As Assistant Fire Chief and East Peoria Fire Marshal, it's a no-brainer that John Knapp had a sprinkler system installed in his newly built home.
As Assistant Fire Chief and East Peoria Fire Marshal, it’s a no-brainer that John Knapp had a sprinkler system installed in his newly built home.
One reason Knapp said he installed a sprinkler system is because of the light weight materials with which newer homes are constructed. He said these materials are more prone to damage as a result of a fire compared to homes that were built 30-plus years ago.
“In my opinion, for my own personal residence, there was no debate on whether or not to install a residential fire sprinkler system,” he said.
Knapp said 99 percent of homes are built with a wood frame and virtually all newer homes use the lightweight materials.
“They absolutely should be protected by fire sprinklers,” Knapp said.
Knapp got his sprinklers through Tyco Fire Protection Products and installed them himself. Prevention Fire Protection in Morton designed his system. His 2,500-square-foot home has 30 sprinkler heads on the main level and basement. The sprinklers are all in sleeping areas and egress areas (places to get out).
“The primary purpose for having sprinklers in the home are for life safety, meaning getting people out of the home safely,” Knapp said.
Residential sprinklers differ from commercial systems, which are designed to control and extinguish a fire, Knapp said.
In addition to the sprinkler system and smoke detectors, Knapp has an alarm system connected to the sprinkler heads. In the event of a fire, smoke detectors would go off first, then if a sprinkler reaches 135 degrees, it will be activated. This will in turn cause the alarm system to sound.
“There are a number of different heads that vary in temperatures, meaning we have some that will go off at 135 degrees and some that will go all the way up to 256 (degrees),” Knapp said.
The sprinklers in Knapp’s home are covered by white caps and are flat with the wall; there are no protruding sprinkler heads.
“What a lot of the non-fire people don’t understand is this is nothing more than the plumbing in your house with a different head on it,” Knapp said.
Residential sprinkler systems are designed based on square footage of homes.
With the type of sprinkler heads that Knapp has, 15 gallons of water would come out per minute at maximum capacity.
If a residence is hooked into the city’s water supply, the sprinkler head’s water supply is indefinite.

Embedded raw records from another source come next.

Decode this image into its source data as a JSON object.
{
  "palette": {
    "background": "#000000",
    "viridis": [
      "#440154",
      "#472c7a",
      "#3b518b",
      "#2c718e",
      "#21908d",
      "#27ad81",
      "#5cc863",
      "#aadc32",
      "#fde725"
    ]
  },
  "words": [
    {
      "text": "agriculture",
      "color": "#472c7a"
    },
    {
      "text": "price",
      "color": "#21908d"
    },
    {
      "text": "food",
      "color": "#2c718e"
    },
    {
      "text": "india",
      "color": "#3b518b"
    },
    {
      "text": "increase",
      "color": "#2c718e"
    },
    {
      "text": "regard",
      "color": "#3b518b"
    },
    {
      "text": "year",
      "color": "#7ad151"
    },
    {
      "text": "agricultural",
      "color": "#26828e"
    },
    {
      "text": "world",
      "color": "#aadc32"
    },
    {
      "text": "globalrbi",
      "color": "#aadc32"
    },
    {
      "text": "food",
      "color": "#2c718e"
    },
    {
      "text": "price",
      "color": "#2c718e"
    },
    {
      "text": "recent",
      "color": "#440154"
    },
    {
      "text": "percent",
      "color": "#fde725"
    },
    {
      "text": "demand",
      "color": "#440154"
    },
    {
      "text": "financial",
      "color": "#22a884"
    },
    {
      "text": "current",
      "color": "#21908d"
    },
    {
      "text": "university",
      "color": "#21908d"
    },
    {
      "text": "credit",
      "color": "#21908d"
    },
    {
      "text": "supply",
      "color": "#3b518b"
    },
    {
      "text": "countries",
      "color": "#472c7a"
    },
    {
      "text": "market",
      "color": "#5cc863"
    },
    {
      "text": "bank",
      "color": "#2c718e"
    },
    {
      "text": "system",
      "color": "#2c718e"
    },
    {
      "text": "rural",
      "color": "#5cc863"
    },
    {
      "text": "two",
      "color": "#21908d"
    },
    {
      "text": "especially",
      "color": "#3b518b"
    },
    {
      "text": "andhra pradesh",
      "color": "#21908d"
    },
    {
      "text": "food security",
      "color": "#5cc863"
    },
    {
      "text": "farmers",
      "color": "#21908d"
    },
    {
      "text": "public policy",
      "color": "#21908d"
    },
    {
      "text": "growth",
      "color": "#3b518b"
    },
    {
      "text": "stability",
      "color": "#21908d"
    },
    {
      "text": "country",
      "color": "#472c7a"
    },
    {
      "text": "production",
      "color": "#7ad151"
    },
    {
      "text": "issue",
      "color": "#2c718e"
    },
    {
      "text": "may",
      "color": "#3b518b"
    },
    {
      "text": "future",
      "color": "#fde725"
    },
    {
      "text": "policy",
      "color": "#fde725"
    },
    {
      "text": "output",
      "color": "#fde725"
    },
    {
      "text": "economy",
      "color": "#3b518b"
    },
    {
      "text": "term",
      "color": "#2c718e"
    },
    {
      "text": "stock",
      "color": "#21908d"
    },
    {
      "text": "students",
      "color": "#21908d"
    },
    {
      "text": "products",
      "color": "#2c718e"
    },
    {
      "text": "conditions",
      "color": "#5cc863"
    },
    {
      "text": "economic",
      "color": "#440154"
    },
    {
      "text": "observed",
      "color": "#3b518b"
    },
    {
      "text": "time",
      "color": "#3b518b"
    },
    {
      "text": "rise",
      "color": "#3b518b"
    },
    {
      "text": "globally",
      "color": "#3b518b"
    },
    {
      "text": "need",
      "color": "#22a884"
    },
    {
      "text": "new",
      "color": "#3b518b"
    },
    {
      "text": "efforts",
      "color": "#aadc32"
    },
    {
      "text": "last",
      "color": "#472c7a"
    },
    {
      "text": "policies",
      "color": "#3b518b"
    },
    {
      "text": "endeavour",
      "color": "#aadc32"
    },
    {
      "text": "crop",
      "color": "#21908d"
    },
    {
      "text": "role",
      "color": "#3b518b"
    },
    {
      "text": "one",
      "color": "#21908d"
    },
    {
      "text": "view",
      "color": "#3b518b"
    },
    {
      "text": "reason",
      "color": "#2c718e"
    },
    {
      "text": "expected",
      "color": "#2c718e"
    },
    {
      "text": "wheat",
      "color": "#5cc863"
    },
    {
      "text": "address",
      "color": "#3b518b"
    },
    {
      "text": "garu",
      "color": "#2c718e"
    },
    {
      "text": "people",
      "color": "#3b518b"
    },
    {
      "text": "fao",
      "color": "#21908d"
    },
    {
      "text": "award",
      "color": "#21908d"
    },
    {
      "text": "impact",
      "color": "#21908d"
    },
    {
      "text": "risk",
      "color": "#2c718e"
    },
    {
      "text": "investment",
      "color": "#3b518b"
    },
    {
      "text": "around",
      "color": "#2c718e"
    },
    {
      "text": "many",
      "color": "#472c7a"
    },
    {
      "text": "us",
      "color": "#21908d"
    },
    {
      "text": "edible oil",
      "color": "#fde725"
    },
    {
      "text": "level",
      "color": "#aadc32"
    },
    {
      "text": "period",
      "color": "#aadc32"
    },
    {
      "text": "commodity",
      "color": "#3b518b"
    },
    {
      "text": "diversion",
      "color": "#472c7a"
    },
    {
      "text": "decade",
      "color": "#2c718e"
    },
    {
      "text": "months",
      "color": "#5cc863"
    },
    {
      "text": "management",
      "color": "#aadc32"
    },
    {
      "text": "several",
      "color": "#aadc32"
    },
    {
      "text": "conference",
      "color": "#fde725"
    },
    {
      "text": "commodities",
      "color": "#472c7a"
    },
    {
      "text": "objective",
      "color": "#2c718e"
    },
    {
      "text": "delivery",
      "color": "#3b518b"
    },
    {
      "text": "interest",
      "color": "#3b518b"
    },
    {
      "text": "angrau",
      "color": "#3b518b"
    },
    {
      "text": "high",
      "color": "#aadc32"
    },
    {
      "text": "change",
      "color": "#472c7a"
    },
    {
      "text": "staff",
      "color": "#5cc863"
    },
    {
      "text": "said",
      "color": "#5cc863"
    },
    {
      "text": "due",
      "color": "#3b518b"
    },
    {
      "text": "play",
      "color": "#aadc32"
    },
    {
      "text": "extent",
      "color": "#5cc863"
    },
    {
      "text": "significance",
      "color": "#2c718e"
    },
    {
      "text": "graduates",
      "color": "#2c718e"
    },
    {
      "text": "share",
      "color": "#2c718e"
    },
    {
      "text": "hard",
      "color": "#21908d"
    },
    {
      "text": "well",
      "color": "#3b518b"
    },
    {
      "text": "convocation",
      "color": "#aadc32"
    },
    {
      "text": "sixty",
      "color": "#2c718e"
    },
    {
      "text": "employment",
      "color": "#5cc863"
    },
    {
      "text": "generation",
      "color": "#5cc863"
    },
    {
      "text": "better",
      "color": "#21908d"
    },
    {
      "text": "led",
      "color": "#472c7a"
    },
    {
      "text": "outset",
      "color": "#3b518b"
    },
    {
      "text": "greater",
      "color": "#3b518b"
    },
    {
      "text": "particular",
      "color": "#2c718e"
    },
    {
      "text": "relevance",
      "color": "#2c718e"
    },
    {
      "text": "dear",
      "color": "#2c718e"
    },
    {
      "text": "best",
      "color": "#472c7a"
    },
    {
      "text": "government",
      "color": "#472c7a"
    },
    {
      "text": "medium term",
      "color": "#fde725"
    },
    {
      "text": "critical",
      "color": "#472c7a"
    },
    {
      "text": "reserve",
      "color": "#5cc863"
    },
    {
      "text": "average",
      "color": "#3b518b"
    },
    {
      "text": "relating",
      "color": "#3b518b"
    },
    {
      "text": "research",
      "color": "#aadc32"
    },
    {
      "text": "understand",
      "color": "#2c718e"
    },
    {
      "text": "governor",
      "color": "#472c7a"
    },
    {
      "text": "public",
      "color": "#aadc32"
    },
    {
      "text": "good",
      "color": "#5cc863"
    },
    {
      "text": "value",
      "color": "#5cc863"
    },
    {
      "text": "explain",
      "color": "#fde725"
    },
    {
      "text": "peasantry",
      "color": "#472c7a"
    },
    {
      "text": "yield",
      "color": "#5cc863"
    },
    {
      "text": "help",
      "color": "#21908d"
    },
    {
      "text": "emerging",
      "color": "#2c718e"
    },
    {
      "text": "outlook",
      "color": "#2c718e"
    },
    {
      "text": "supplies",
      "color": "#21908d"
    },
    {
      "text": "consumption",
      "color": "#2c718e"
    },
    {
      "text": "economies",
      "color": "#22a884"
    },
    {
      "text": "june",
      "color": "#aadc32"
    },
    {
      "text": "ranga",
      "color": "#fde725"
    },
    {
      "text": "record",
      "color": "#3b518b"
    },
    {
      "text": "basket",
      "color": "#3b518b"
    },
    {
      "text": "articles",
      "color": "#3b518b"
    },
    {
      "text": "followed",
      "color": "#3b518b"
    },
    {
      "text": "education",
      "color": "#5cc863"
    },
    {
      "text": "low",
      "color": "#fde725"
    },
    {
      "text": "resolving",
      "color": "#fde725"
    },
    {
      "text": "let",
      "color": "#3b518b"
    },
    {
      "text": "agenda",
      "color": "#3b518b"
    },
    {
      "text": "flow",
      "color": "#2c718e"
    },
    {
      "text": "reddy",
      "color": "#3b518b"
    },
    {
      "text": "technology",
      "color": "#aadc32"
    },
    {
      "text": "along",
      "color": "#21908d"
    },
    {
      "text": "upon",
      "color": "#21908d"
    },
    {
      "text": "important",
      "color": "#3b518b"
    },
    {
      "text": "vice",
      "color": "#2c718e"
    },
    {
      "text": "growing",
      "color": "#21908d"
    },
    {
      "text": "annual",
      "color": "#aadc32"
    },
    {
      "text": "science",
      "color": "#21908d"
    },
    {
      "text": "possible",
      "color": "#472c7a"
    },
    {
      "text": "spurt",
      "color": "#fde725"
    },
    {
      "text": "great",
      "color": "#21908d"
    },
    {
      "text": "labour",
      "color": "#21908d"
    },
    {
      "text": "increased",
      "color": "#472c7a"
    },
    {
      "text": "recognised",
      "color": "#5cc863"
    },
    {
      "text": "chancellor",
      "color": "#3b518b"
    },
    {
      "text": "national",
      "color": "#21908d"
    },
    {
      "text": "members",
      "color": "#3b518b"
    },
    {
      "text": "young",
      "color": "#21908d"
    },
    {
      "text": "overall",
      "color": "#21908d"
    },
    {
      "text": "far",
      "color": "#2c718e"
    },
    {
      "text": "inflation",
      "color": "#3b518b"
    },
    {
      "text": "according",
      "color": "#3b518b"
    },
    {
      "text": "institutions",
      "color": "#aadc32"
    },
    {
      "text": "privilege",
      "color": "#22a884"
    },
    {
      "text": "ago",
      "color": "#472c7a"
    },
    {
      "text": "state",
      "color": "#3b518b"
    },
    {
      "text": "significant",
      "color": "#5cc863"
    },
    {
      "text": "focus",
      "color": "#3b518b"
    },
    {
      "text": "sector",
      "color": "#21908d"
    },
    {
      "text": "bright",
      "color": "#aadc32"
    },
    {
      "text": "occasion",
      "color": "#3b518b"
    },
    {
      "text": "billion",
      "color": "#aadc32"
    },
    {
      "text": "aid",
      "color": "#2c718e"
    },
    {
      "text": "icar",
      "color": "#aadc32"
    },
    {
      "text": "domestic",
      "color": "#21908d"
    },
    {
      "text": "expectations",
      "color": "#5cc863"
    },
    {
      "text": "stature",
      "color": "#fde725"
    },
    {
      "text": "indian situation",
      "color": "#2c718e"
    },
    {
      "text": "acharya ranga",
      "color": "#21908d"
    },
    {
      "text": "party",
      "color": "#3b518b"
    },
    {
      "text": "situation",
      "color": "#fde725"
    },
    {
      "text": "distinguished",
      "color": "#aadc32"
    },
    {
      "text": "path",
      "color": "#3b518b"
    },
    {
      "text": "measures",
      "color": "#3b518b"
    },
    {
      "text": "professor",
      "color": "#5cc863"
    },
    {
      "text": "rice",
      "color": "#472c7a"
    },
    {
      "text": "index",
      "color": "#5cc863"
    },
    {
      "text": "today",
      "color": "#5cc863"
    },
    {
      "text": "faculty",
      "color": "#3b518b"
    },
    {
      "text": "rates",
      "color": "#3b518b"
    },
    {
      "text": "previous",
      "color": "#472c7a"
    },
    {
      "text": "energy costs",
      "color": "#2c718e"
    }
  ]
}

“The challenge can be in rural settings that the water supply is not going to be indefinite,” Knapp said. “The water’s going to last as long as the well pump’s going to last. What’s recommended in rural settings is an alternative water storage supply.”
Realistically, Knapp said it takes minimal water to extinguish a minimal fire due to early detection and activation. Knapp said this is probably one of the misleading thoughts behind sprinkler systems.
“I think a lot of people think that if you have a fire you’re going to deploy every head in the residence. That’s absolutely not the case,” he said. “Statistically, it’s a single head.”
Over 90 percent of the fires are extinguished with the activation of one, perhaps two sprinkler heads, Knapp added.
There is some resistance by home builders and realtors, Knapp said, regarding residential sprinklers being installed in new homes because they feel “it’s going to dramatically increase the cost of the house, that it’s going to dramatically slow down building and residential growth.”
“That’s probably the biggest fallacy there is that it’s going to do either one and it’s been proven to do neither. The cost is as reasonable and nominal as any other part of construction,” Knapp said.
The average cost of sprinklers on new construction ranges between a 1 1/2 percent to 2 percent of the total cost of the project, Knapp said. The cost also varies depending on whether the homeowner installs the sprinklers.
“My recommendation would be to call a licensed contractor to have the system designed,” he said.
Knapp and Griffin work with about a half dozen companies on a daily basis that install and design sprinkler systems. Some of them are Prevention Fire in Morton and The Pipco Cos. and The Hitchcock Co., both in Peoria.
The fire sprinklers should be replaced every 50 years, Knapp said.
“I look at a number of fatal fires, that very tragically, I can assure you that if I talk to their family members of the deceased, there is no question that they would have preferred having a sprinkler system over attending a funeral,” Knapp said.
Over his 20-year career, Knapp said he has not encountered a fatality in a place where there is a working smoke detector.
“They have improved dramatically over the past 30 years,” he said.
However, he said a plateau has been reached with the number of fatalities, 81 percent of which happen in a residential dwelling.
“The only way is with residential fire sprinklers. As long as we continue to build and furnish our homes the way we do without residential sprinklers, the numbers will never decline,” Knapp said.